Disney Interactive was profitable for the first time this quarter. They expect to have losses in the second quarter, but continue to remain hopeful that it will be profitable for the year. The big swing factor is Disney Infinity, which could go either way. Infinity is expected to be an evergreen initiative that will last for several years as it expands with new characters, new worlds, and on new platforms. So far, Disney has been impressed with the reception Infinity has received from gamers but also retailers.
Disney is also seeing great success with their mobile business in Japan, which is the complete opposite of the fate of their domestic Disney Mobile which launched and closed several years ago.
Bob mentioned Wreck-It Ralph as a Studio highlight and that it is nominated, along with Brave and Frankenweenie for the Best Animated Feature Oscar. Home Entertainment had a challenge this quarter due to having to compare the successful releases of Cars 2 and The Lion King, with the less successful Brave and Cinderella.
When asked about the recent deal to move their Pay-TV relationship to Netflix from Starz, Bob mentioned that he was impressed with their platform and their user interface. Th4ey also stepped up and paid the right price, which was important. Bob does not expect this deal to significantly cannibalize cable and satellite subscriptions as they provide different content.
At Consumer Products, Spider-Man and Avengers merchandise made up for lower sales from Cars merchandise. The Disney Stores in the U.S. and Japan also saw growth as the new store concept continues to rollout.

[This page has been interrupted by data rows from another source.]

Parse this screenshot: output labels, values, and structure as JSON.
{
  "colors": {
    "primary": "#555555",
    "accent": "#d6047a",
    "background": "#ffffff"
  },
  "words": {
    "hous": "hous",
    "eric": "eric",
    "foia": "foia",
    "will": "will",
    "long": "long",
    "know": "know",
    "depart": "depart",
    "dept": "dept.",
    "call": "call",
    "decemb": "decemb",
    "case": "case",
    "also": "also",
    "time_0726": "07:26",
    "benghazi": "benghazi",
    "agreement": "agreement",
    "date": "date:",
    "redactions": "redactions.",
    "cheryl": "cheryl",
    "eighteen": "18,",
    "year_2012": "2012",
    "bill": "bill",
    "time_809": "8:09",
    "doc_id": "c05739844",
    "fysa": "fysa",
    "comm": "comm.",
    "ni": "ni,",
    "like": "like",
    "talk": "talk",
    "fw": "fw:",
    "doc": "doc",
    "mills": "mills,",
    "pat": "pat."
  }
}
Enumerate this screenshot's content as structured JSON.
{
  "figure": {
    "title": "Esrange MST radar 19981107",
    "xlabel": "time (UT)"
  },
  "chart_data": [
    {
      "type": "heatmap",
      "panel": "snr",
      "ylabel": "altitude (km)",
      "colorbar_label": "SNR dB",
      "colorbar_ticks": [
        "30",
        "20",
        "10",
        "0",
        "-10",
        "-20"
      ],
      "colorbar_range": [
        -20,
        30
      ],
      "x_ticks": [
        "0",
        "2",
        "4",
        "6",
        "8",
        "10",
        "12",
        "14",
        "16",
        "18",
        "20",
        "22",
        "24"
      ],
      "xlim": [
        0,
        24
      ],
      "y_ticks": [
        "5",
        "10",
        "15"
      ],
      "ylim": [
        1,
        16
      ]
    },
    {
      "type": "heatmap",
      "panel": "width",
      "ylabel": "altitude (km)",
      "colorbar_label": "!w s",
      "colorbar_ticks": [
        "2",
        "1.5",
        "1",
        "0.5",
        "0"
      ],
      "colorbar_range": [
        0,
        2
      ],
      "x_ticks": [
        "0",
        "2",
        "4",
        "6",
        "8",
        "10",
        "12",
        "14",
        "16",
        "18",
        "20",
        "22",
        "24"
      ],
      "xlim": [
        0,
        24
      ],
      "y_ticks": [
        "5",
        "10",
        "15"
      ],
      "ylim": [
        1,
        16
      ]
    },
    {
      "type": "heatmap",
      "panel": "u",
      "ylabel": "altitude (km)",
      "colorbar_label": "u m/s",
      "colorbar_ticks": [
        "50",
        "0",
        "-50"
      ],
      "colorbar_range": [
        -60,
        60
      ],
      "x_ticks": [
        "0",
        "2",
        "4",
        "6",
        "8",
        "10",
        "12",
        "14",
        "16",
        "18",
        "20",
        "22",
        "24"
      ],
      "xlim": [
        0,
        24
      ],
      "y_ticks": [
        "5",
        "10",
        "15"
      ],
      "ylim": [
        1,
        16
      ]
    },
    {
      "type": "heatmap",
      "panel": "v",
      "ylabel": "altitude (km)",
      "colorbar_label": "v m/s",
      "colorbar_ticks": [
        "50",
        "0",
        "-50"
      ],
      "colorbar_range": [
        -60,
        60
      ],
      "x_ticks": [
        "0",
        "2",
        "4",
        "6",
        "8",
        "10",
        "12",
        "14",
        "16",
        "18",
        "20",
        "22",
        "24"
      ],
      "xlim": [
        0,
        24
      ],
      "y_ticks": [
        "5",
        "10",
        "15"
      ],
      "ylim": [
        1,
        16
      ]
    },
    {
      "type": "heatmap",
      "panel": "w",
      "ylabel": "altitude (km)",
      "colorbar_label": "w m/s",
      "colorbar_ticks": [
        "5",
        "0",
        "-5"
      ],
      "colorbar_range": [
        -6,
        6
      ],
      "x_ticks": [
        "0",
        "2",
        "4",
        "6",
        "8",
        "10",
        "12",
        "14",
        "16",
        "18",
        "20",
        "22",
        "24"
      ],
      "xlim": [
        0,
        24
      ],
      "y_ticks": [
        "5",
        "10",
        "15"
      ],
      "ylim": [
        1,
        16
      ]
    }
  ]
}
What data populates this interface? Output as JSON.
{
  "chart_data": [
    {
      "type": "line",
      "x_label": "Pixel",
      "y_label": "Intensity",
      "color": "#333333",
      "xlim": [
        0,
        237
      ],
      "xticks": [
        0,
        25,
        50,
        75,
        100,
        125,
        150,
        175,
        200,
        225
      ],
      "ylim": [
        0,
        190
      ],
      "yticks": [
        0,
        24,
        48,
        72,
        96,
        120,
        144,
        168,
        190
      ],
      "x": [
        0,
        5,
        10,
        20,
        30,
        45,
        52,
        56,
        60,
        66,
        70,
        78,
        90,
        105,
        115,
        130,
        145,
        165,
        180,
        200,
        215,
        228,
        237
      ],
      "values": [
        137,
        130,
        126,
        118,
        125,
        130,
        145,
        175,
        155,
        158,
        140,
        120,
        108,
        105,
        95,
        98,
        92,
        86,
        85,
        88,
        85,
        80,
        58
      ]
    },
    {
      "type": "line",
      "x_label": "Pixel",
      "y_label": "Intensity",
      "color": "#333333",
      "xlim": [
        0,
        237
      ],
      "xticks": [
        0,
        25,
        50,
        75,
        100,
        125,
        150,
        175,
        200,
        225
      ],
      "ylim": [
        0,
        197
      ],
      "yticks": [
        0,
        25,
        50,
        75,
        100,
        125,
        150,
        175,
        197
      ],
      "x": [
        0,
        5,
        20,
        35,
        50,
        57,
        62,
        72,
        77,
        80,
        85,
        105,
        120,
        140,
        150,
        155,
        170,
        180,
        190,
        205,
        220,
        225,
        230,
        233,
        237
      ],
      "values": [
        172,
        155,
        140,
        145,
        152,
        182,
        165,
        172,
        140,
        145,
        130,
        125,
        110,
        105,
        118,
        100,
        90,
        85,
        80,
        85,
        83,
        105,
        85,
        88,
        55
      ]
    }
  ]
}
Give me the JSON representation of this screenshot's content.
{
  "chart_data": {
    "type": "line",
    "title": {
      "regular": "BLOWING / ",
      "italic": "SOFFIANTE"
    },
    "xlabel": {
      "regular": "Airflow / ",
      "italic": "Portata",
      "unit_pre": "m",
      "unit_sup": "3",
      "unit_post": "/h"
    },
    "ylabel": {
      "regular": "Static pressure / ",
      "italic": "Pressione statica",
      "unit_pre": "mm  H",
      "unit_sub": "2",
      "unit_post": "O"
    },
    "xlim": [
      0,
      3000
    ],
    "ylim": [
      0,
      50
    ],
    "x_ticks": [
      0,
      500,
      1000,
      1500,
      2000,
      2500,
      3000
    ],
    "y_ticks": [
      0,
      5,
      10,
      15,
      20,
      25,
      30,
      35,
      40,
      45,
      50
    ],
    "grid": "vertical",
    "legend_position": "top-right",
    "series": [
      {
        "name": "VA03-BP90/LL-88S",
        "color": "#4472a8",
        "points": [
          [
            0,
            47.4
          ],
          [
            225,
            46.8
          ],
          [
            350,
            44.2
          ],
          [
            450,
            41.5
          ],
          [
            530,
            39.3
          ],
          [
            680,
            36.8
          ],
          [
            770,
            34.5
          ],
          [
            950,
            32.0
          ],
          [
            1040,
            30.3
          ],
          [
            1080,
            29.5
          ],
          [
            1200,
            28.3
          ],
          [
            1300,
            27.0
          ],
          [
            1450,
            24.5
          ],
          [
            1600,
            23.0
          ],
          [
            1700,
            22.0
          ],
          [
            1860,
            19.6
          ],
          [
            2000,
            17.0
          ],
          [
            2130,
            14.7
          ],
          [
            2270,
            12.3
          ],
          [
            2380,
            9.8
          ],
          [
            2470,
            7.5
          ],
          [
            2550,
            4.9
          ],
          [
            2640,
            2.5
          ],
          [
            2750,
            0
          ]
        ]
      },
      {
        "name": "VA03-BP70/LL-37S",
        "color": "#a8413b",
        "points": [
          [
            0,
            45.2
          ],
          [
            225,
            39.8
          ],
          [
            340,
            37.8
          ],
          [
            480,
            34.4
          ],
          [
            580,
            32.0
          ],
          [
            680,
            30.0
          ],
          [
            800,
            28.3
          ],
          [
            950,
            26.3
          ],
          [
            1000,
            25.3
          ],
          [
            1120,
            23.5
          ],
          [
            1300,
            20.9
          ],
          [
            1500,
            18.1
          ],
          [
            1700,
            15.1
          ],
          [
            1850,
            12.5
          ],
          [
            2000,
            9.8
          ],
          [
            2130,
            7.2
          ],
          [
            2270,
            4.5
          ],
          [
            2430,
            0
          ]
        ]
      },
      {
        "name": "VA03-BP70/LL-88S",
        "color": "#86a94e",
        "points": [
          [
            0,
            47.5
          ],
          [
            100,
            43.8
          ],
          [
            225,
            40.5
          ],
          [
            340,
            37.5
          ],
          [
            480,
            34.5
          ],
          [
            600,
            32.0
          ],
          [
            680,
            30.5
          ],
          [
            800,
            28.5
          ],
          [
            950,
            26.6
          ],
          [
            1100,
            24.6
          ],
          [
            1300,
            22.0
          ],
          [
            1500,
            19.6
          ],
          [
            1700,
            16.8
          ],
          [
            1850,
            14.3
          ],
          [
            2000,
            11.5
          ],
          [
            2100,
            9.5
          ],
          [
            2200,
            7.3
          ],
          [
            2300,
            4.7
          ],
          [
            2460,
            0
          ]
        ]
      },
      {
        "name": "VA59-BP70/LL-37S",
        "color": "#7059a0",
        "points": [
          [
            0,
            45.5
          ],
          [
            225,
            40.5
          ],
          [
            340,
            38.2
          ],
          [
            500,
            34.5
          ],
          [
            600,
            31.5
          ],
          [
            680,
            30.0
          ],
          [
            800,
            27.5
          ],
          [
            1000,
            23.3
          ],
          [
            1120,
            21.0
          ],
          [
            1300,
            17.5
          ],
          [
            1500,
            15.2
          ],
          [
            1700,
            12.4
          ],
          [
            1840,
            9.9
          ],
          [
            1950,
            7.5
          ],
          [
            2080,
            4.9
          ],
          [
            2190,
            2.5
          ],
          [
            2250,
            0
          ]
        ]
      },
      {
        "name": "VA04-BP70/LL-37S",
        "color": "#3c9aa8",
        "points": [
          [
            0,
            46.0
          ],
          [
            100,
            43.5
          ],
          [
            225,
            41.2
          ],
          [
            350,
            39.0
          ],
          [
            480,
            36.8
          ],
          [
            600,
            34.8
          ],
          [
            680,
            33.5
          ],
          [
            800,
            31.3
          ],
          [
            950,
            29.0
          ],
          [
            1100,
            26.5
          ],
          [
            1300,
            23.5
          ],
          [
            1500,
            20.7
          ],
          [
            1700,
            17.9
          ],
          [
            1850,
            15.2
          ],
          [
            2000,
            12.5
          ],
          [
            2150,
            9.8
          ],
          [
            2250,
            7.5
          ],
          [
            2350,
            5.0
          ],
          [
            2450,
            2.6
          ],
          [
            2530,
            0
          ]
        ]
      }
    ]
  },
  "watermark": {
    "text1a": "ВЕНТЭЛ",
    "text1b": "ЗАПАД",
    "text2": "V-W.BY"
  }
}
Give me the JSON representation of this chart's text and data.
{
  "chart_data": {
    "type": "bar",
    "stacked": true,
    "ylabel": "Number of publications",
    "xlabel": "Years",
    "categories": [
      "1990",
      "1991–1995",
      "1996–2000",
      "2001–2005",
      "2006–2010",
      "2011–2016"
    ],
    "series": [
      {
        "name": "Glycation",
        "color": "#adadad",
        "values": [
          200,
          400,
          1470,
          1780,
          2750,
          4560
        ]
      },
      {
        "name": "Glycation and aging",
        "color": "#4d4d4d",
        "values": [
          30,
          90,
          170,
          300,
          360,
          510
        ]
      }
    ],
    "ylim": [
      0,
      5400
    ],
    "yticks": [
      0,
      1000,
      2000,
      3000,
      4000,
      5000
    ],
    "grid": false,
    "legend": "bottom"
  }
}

Investors had a lot of questions about the future of Hulu, which Disney is a part-owner. Bob declined to comment as he is neither on Hulu’s board or their spokesperson. Disney did take a $55 million charge related to Hulu’s owners buying out Providence Capital stake in the website.
In the end, this was another successful earnings announcement for The Walt Disney Company. What I love about Disney is that it is able to be a successful business by investing in great content. I cannot wait to watch this company buildup to the big year they should have in 2015. It should be nothing short of “magical”.